The Allegorists’ prayer: Lord we thank you that we have the truth. We pray those other people would be as enlightened as we are so we can enlarge our tent and invite them in.
The Literalist Tent is much larger. They believe the Bible is literally true, but there are exceptions that allow for allegory in the Parables and in certain prophecies, especially in the Book of Revelation. They believe God created everything in six days, but differ on the definition of “day.” They believe the miracles actually happened as the Bible says. Literalists call themselves conservatives and can’t say the word liberal without turning down the corners of their mouths. Literalists suspect anyone who calls himself a moderate to be at best a closet liberal.
The Literalist’s prayer: Lord we thank you that we have the truth. We pray those other people would be as enlightened as we are so we can enlarge our tent and invite them in.
The Fundamentalist Tent is divided into two sections, the Capital F Fundamentalist, and the little f fundamentalist.
The little f group move freely in and out of the Literalist Tent. They say they are fundamentalists in the sense that they believe in the fundamentals of the faith, rather than being in a fundamentalist tent per se. They believe pretty much the same as the Literalists, but like the Pharisees of old, believe a few laws are good; many laws are better. Some on the fringe of the tent worry constantly about how women dress and fix their hair.
The Big F group stay pretty much in the center of their tent and keep check on one another to be sure they don’t deviate in their beliefs. If any deviation should be detected one is liable to be called a Southern Baptist, which is considered almost as bad as being a liberal. They major on women’s clothing, makeup and coiffures. If a woman wears pants she’s trying to dress like a man, which is a sin. If a girl wears shorts, she is sinning almost as badly as a wife who won’t obey her husband, or a deacon who drinks wine.
The Fundamentalist’s Prayer: Lord we thank you that we have the truth. We pray those other people would be as enlightened as we are so we can enlarge our tent and invite them in.
The Dictators Tent is filled with people who believe every word in the Bible is not only inspired by God but that every word was personally dictated by God. This tent is so tiny that everyone in it is on the fringe.
The Dictators’ prayer: Lord we thank you that we have the truth. We pray those other people would be as enlightened as we are so we can enlarge our tent and invite them in.
The King James Tent is likewise tiny. People in it claim the only reliable Bible is the King James translation of 1611. Of course they can’t read its archaic language. They read the revision of 1769 and consider it the only reliable Bible. When asked to choose between a passage in the original Greek that has shades of meaning different from the KJV, they will choose the translation over the original. They venture in and out of the Big F Fundamentalist tent on occasion.

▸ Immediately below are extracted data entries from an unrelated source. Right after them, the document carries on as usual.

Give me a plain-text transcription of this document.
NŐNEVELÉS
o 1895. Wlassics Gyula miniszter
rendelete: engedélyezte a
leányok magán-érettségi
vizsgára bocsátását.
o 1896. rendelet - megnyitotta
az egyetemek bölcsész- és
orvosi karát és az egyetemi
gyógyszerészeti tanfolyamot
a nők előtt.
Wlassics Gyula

This is the only Baptist group that requires those who enter their tent to check their brains at the door.
The King James Group’s prayer: Lord we thank you that we have the truth. We pray those other people would be as enlightened as we are so we can enlarge our tent and invite them in.

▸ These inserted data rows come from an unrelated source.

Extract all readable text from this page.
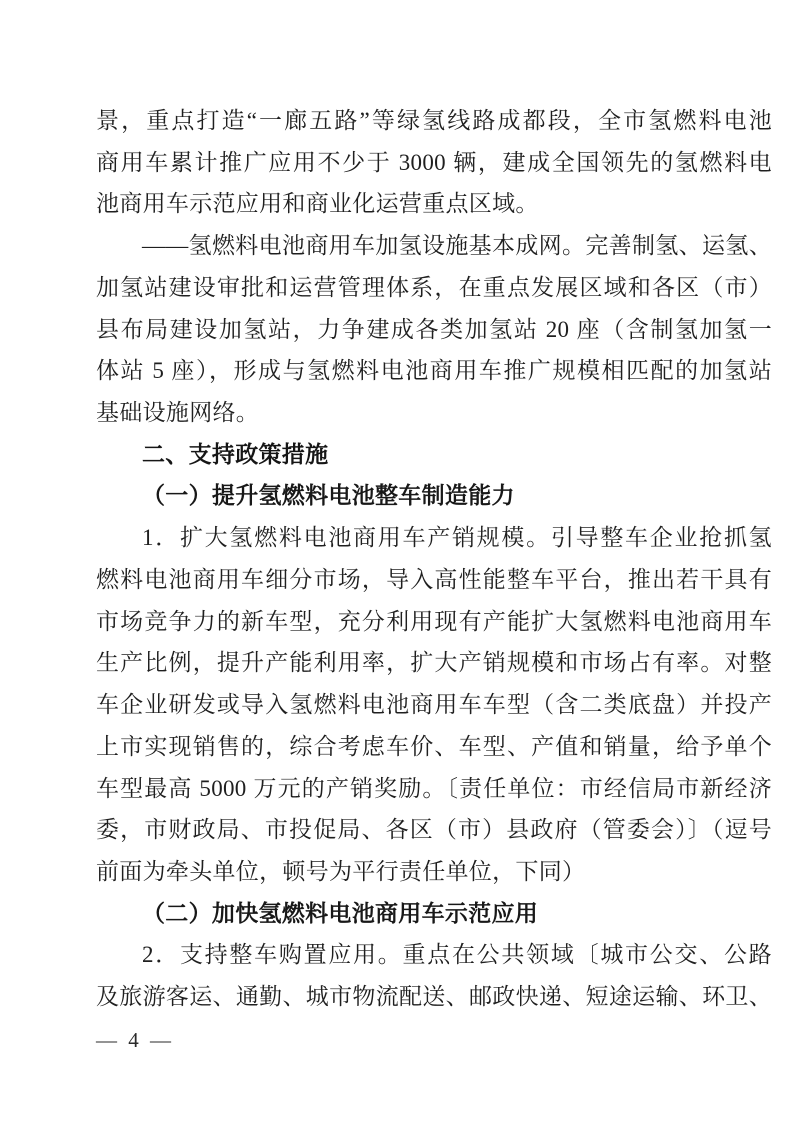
景，重点打造“一廊五路”等绿氢线路成都段，全市氢燃料电池
商用车累计推广应用不少于 3000 辆，建成全国领先的氢燃料电
池商用车示范应用和商业化运营重点区域。
——氢燃料电池商用车加氢设施基本成网。完善制氢、运氢、
加氢站建设审批和运营管理体系，在重点发展区域和各区（市）
县布局建设加氢站，力争建成各类加氢站 20 座（含制氢加氢一
体站 5 座），形成与氢燃料电池商用车推广规模相匹配的加氢站
基础设施网络。
二、支持政策措施
（一）提升氢燃料电池整车制造能力
1．扩大氢燃料电池商用车产销规模。引导整车企业抢抓氢
燃料电池商用车细分市场，导入高性能整车平台，推出若干具有
市场竞争力的新车型，充分利用现有产能扩大氢燃料电池商用车
生产比例，提升产能利用率，扩大产销规模和市场占有率。对整
车企业研发或导入氢燃料电池商用车车型（含二类底盘）并投产
上市实现销售的，综合考虑车价、车型、产值和销量，给予单个
车型最高 5000 万元的产销奖励。〔责任单位：市经信局市新经济
委，市财政局、市投促局、各区（市）县政府（管委会）〕（逗号
前面为牵头单位，顿号为平行责任单位，下同）
（二）加快氢燃料电池商用车示范应用
2．支持整车购置应用。重点在公共领域〔城市公交、公路
及旅游客运、通勤、城市物流配送、邮政快递、短途运输、环卫、
— 4 —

The Fatalists’ Tent is small and filled with people who are a lot like inert gas, practically invisible, odorless, and tasteless. They stay quiet. Especially they don’t do missionary work. They believe they were elected to salvation before the foundation of the world and others were doomed to Hell with no possibility of salvation. Everything that happens was preordained. If you are a rotten drunkard who beats his wife and starves his kids, you aren’t to blame. It was all preordained.
The Fatalists’s prayer: Lord we thank you that we have the truth. To Hell with those other people.